Doctrine

How we think about research.

These aren't aspirational statements. They're the rules we actually follow when doing research. We wrote them down so we'd stop arguing about process.

01

Try to kill your own ideas

Research is designed to reject hypotheses. If you can't specify what evidence would make you abandon a thesis, you don't have a thesis. You have a belief. We look for disconfirming evidence before accepting anything.

02

The data is the argument

A good narrative explains nothing by itself. If the regression doesn't hold out-of-sample, the story behind it is irrelevant. We've discarded ideas that sounded compelling because the numbers didn't back them up. That's the process working.

03

If it can't be reproduced, it didn't happen

Every result needs to be reproducible from the same inputs and methodology.

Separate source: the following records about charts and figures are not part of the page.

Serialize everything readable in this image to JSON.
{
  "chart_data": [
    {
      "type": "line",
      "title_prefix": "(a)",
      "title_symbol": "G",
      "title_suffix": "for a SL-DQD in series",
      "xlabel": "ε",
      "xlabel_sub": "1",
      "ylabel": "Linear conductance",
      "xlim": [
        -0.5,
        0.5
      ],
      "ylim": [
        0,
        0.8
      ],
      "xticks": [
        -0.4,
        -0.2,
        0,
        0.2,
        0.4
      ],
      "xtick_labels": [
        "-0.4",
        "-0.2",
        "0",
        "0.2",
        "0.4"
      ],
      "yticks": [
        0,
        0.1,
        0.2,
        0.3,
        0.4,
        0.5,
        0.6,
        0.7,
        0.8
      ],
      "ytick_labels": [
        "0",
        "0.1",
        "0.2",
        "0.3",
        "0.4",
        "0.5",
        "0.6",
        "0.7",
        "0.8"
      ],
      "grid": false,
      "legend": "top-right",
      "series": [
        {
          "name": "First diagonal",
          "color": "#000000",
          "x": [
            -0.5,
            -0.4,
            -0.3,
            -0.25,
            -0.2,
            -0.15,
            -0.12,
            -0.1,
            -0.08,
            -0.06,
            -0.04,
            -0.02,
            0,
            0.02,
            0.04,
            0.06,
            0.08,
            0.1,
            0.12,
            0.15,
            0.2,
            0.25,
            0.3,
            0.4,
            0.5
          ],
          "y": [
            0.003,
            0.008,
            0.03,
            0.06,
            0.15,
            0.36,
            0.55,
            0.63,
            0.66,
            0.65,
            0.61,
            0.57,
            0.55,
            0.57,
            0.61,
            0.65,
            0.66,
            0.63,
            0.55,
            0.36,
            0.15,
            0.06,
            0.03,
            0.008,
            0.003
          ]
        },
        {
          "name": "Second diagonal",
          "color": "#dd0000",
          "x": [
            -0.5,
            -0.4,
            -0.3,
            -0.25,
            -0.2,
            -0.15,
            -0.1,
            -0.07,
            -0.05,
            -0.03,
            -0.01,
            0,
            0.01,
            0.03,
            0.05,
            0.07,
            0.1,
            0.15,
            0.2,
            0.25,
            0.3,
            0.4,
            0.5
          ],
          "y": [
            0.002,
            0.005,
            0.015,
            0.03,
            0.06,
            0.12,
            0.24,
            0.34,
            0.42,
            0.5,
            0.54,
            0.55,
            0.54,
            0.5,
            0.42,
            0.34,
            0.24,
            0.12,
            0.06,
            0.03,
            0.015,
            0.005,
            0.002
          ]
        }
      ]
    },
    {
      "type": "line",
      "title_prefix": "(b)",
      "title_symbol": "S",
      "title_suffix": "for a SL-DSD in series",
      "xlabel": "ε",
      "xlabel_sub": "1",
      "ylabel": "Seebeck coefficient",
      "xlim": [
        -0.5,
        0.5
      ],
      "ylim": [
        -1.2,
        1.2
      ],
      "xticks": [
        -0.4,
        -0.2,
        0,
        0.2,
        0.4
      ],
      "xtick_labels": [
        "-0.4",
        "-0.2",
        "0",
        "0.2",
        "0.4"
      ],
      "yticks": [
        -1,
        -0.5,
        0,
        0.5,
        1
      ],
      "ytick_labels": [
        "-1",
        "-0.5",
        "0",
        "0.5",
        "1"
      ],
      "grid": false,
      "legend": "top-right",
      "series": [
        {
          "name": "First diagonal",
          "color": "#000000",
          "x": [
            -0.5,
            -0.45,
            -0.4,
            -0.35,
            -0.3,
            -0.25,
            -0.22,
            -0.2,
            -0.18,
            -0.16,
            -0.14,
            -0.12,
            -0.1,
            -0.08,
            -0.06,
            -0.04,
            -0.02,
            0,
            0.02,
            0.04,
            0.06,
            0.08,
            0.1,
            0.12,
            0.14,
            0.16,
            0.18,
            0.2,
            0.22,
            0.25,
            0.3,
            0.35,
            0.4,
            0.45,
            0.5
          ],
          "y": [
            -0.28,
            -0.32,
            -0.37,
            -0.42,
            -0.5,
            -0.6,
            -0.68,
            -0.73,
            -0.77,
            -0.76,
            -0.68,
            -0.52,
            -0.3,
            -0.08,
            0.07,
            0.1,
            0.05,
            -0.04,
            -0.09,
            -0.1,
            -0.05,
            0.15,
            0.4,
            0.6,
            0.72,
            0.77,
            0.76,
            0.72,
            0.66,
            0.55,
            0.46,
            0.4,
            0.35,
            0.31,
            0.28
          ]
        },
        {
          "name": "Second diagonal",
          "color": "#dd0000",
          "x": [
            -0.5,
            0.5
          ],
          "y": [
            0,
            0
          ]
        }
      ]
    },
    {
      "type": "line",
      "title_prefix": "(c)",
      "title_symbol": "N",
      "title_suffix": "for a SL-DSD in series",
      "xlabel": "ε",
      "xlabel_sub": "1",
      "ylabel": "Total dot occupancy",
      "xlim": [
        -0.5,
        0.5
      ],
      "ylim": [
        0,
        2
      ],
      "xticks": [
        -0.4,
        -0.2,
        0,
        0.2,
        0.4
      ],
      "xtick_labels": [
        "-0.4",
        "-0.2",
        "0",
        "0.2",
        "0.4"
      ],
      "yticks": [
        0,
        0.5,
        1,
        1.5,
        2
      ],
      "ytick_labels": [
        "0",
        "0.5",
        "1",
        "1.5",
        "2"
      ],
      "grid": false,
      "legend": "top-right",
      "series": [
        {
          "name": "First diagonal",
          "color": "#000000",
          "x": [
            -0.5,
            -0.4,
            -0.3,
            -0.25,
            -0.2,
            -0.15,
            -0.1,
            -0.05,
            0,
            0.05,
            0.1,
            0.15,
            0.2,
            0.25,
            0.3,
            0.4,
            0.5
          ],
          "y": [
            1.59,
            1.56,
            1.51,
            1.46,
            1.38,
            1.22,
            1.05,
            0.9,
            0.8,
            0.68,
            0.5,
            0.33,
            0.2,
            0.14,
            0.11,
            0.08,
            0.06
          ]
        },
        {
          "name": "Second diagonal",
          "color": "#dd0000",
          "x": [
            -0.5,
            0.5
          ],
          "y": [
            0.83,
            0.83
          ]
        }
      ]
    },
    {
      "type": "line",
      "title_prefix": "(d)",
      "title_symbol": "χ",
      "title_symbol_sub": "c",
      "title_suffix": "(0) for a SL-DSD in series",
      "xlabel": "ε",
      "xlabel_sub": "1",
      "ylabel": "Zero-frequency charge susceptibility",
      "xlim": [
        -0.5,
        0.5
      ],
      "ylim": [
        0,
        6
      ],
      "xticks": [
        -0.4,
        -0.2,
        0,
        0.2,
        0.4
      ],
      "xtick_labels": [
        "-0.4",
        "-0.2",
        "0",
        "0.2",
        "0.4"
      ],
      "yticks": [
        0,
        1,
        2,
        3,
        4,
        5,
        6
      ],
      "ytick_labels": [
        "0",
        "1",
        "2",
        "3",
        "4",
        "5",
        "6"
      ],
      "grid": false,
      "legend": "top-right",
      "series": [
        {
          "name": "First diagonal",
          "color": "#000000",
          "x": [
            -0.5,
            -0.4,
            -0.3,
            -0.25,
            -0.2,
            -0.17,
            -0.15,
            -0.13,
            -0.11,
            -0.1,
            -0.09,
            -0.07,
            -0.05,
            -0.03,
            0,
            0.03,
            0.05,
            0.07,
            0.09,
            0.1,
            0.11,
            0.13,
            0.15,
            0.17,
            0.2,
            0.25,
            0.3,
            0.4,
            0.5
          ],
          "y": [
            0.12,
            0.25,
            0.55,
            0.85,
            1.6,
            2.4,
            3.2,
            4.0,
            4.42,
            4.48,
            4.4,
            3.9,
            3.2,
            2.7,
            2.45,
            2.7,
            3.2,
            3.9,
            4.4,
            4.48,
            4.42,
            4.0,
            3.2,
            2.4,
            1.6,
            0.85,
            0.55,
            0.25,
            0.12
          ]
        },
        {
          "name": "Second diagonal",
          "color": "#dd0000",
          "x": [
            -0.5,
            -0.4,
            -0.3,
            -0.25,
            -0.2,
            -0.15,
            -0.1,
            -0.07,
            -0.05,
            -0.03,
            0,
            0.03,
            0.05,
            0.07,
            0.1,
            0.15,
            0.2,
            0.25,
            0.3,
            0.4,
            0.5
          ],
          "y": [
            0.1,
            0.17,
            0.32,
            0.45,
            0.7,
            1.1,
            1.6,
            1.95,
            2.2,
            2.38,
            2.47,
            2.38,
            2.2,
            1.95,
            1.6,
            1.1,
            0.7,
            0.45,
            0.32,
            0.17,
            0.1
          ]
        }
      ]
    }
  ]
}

This is why we're building Kernel so pipeline configs are hashed and reproducible: if someone else can't get the same output from the same input, we treat the original result as suspect.

04

Risk first, always

The first question about any strategy or signal is: what can go wrong? How does it behave in a drawdown? What happens when correlations spike? We'd rather miss a good trade than take a bad one. This is a deliberate bias and we're comfortable with the opportunity cost.

05

Parameters are regime-dependent

A model calibrated on 2012–2019 low-vol data will blow up in a 2020-style event. We condition everything on detected regime state: exposure limits, rebalancing frequency, even which factors we trust. A single parameter set across all environments is a bug.

06

Research ≠ deployment

A research finding that "factor X has historically generated alpha" is not the same as "we should allocate capital to factor X." The decision to deploy requires a separate evaluation: current regime, crowding, cost structure, personal risk tolerance. Research produces information. Deployment is a different process.